While “Cosi’s” setting has changed, the story stays the same. A man, Don Alfonso, bets two soldiers, Guglielmo and Ferrando, that their lovers will cheat on them if they go to fight in the Korean War.
The soldiers accept Alfonso’s bet and try to woo each other’s lover in disguise. The women then fall in love with the disguised men and lose their honor.
“Cosi” is about the loss of innocence but is also a psychological comedy, Ocel said.
“It’s not very nice, and it’s not particularly pleasant — the outcome,” he said. “I mean, can you imagine two guys betting on their girlfriends’ fidelities? This is a joke, I mean, it’s a bet.
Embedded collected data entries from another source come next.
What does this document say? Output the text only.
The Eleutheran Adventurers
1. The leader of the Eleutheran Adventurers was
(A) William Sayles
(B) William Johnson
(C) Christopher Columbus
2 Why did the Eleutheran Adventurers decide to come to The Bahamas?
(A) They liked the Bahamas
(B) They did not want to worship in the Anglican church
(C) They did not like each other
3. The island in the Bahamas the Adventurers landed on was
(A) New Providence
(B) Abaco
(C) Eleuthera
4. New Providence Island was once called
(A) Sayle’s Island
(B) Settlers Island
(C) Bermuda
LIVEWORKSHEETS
But the girls don’t know it.”
Because of the lack of attention-grabbing comedy, achieving the comedic effect was the most difficult part of the opera, said Julie Maykowski, who plays Despina.
“This is a shtick-free production, and I have a whole bag of shtick,” said Maykowski, Colorado Springs, Colo., doctorate student. “But to try and find the humor the real way, that has been real hard for me.”
This is isn’t the first time that “Cosi” has been updated. The 2004 film, “Closer,” used the same idea and used music from the opera for the soundtrack.
The English translation of the phrase “cosi fan tutte” roughly means “all women are like that,” or fallible, Wrensch said. This is the moral Alfonso is trying to teach the soldiers.
She said the other moral of the opera is about learning from life’s lessons.
“The moral of the story is that you learn a lesson from every journey you take,” Wrensch said. “And you gotta see the humor in that.”
Ocel plans to give the play, “Candide,” a similar setting remake this spring when he directs it. In his version, Westphalia, a province in Germany, will be the University of Kansas and Pangloss will be a professor.